Statistiques sur les ours polaires
La population d'ours polaires au Svalbard, estimée à environ 300 individus, s'est stabilisée depuis l'interdiction de la chasse en 1973. Pendant la saison de chasse aux phoques de trois mois, les ours obtiennent environ 70 % de leurs besoins énergétiques annuels.
L'avenir incertain de l'Arctique
Les scientifiques comme Gil Bohrer, ingénieur en environnement à l'Université d'État de l'Ohio, tentent de comprendre si les plantes et les animaux pourront s'adapter à ces changements rapides. Il aide à créer une archive de données de capteurs qui suivent les mouvements des animaux à travers l'Arctique.

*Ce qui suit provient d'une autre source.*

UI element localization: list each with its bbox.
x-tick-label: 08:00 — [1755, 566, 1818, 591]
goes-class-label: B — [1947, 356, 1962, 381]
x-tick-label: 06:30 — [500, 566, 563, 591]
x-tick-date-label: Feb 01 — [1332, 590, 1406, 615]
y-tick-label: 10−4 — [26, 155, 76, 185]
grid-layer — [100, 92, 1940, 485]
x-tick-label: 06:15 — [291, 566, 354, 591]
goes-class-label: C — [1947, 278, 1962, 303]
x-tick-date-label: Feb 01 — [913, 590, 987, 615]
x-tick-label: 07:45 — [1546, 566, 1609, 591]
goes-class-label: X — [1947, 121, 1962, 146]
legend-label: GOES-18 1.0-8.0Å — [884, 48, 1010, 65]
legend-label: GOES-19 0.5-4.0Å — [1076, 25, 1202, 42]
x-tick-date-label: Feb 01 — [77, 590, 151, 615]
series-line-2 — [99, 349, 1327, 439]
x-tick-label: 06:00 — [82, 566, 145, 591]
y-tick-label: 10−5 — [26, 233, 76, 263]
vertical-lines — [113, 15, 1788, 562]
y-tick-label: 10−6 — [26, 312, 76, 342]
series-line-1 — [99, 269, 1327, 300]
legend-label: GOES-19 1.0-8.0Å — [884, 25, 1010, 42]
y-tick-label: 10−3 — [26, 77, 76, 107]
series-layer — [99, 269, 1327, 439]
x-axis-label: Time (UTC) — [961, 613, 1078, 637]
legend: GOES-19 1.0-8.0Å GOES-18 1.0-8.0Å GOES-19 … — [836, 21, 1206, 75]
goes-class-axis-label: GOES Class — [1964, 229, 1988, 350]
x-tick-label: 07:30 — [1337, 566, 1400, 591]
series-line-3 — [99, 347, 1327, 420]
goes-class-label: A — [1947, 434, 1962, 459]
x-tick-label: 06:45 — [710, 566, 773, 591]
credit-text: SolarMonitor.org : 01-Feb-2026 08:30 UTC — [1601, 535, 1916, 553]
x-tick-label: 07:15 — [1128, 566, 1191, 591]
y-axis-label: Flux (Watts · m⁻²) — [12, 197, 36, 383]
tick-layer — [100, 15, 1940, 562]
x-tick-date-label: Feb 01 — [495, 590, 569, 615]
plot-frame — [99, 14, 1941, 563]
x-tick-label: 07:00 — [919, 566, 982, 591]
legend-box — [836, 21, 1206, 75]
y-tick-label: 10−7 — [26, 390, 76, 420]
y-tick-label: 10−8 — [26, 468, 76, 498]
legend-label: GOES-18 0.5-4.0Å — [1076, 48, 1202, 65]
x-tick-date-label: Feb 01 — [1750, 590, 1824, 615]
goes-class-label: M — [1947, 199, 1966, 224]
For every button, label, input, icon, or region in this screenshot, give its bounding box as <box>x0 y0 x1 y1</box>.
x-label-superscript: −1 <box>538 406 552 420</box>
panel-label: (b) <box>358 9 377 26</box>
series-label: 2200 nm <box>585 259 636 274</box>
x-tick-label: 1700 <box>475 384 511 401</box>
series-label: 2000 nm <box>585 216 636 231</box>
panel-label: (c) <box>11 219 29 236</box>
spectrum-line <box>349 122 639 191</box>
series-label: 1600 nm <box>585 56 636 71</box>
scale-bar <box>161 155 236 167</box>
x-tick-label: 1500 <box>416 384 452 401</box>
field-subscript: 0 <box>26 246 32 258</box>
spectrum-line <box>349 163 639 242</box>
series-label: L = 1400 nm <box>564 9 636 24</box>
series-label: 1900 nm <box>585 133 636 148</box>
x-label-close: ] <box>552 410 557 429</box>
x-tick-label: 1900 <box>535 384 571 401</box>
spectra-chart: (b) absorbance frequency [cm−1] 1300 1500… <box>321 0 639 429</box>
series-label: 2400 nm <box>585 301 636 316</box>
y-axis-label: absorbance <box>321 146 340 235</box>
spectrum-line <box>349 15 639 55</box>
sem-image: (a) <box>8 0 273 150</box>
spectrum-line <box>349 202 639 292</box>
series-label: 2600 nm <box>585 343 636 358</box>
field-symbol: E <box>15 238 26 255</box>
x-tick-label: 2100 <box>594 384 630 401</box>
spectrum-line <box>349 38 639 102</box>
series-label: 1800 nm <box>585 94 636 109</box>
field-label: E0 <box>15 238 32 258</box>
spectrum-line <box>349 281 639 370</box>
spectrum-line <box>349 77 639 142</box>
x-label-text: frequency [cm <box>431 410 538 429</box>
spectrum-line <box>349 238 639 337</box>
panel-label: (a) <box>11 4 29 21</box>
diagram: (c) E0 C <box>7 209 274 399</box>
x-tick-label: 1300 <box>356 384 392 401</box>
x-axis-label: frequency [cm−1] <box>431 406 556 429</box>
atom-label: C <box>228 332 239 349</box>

Jon Aars, malgré les défis, reste moins pessimiste que certains de ses collègues. Il croit que certains écosystèmes survivront, ou que de nouveaux émergeront avec des espèces et des comportements différents en réponse à un monde plus chaud. Il pense que les ours polaires existeront encore dans certaines parties de l'Arctique dans un futur lointain, même si de nombreux écosystèmes actuels seront perdus.
La situation au Svalbard est un exemple frappant des défis posés par le changement climatique. L'adaptation des espèces et les interactions croissantes entre la faune et les humains soulignent l'urgence d'une action climatique mondiale.